Consider employing a “3, 2, 1” strategy. Have three different copies of your data, use two different mediums for your backups (like a hard drive and a USB drive), and store at least one copy of your data offsite (such as on a Cloud backup provider).
Conduct training sessions: Your employees may be the weakest link in your security system. Educate them throughout the year about ransomware and develop ongoing awareness exercises, such as email phishing simulations.
Promptly apply security patches: These include security updates for your operating system, software and hardware. Establish a centralized, automated system for applying these patches as soon as they are available.
Utilize a reputable anti-virus product: An anti-virus product can conduct frequent security scans to check for malware and clean up an infection you may already have.

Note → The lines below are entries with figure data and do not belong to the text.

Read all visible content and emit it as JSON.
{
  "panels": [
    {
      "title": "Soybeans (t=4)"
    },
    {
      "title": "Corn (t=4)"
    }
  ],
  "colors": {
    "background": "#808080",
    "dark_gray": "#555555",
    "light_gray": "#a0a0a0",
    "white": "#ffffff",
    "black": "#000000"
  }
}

Follow RDP best practices: This includes auditing your network for systems using RDP, closing unused RDP ports, applying multi-factor authentication (MFA) when possible and tracking RDP login attempts. It’s important to take these measures considering the amount of attacks launched through RDP.
Develop a disaster response plan: A ransomware attack can create chaos within an organization. That’s why it’s essential to be proactive and have an incident response plan in place that includes your response and notification procedures. Consider including the name of a reputable IT support service or data recovery specialist as part of your plan.
For additional security best practices, see the FBI’s ransomware overview or the Cybersecurity & Infrastructure Security Agency (CISA) Ransomware Guide. The No More Ransom project can also help identify strains of malware and indicate if there are known decryption tools for that strain.
Responding to an Attack
Organizations victimized by a ransomware attack face difficult choices. If your organization is a victim, the FBI recommends contacting your local FBI office. You can also report the crime to the Internet Crime Complaint Center (IC3), CISA or a Secret Service Field Office. Individuals who experience an attack should also alert their Morgan Stanley Financial Advisor.
Reporting attacks helps provide investigators with the information needed to track and punish ransomware attackers and deter future attacks.
Along with consulting security experts in law enforcement, other steps to consider taking after an attack include:
- Identify and remove any infected computers immediately from your network
- Turn off any affected computers that haven’t been completely corrupted to contain the damage
- Change all account and network passwords
Prevention is the Key
The best way to handle a ransomware attack is to never have one. Taking the appropriate prevention steps greatly reduces the risk of ever having to endure the financial distress and organizational turmoil created by these attacks.